Effect of Flexibility of Caudal Fin on Self-propelled Swimming of Bionic Robot Fish

Based on computational fluid dynamics (CFD) method, swimming of a self-propelled bionic robot fish with 3-DoF was numerically simulated. Swimming performance, thrust of the caudal fin, power consumption of the fish body and leading-edge vortex structure at the caudal fin were compared between the rigid and the flexible caudal fin. The results show that under the same motion parameters, flexible deformation of the caudal fin makes the robot fish swim faster in the acceleration stage, while the rigid caudal fin makes it swimming faster in the cruise stage. Flexible deformation of the caudal fin can reduce fluctuation amplitude of lateral velocity and yaw angular velocity in the cruising stage, which is beneficial to stable swim of the robot fish in a fixed direction. Swimming speed has a negative effect on the flexible caudal fin, but only little effect on the rigid caudal fin.
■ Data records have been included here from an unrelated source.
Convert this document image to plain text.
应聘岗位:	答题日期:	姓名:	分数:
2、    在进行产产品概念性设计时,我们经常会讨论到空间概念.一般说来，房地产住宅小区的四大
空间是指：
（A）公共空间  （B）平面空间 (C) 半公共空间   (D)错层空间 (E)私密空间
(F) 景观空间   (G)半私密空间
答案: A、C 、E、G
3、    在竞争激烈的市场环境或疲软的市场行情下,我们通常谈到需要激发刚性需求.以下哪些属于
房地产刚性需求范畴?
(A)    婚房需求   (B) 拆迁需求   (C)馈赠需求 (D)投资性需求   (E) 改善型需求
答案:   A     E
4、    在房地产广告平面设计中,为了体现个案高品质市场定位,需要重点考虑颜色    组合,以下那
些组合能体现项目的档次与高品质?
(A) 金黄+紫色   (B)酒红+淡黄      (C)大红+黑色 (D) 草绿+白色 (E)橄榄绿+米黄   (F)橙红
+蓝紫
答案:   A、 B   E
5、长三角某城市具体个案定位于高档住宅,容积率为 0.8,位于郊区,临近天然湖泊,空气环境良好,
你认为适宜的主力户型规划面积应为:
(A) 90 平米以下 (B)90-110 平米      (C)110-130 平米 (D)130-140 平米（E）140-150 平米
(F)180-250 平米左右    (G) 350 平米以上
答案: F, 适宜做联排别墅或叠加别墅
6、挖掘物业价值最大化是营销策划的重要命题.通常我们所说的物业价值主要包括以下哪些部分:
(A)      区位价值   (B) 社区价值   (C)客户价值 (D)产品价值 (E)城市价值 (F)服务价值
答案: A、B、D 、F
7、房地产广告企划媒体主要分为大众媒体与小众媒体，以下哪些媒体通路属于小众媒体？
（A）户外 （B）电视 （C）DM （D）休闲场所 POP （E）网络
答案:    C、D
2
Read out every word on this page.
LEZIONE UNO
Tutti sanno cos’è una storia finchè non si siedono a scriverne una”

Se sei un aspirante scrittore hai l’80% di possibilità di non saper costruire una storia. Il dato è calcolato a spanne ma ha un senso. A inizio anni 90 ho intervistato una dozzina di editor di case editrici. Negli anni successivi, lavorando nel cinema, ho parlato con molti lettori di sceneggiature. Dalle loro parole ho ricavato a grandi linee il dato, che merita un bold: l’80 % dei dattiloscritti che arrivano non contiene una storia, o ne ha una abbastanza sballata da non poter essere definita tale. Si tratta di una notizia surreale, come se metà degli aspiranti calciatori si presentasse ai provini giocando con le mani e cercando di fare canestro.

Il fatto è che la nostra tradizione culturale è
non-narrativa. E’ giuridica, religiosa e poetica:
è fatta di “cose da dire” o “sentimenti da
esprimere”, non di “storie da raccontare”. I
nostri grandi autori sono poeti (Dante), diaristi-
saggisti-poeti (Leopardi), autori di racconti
The rigid caudal fin is suitable for robot fish swimming with small lateral translation amplitude of the caudal fin, while the flexible caudal fin is suitable for robot fish swimming with large lateral translation amplitude of the caudal fin. Flexible deformation of the caudal fin can delay the generation and shedding of leading-edge vortexes, so as to result in resistance of the caudal fin in some time duration in one swimming period, which is not conducive to high-speed cruising of the robot fish. © 2022, Editorial Office of Ship Building of China. All right reserved.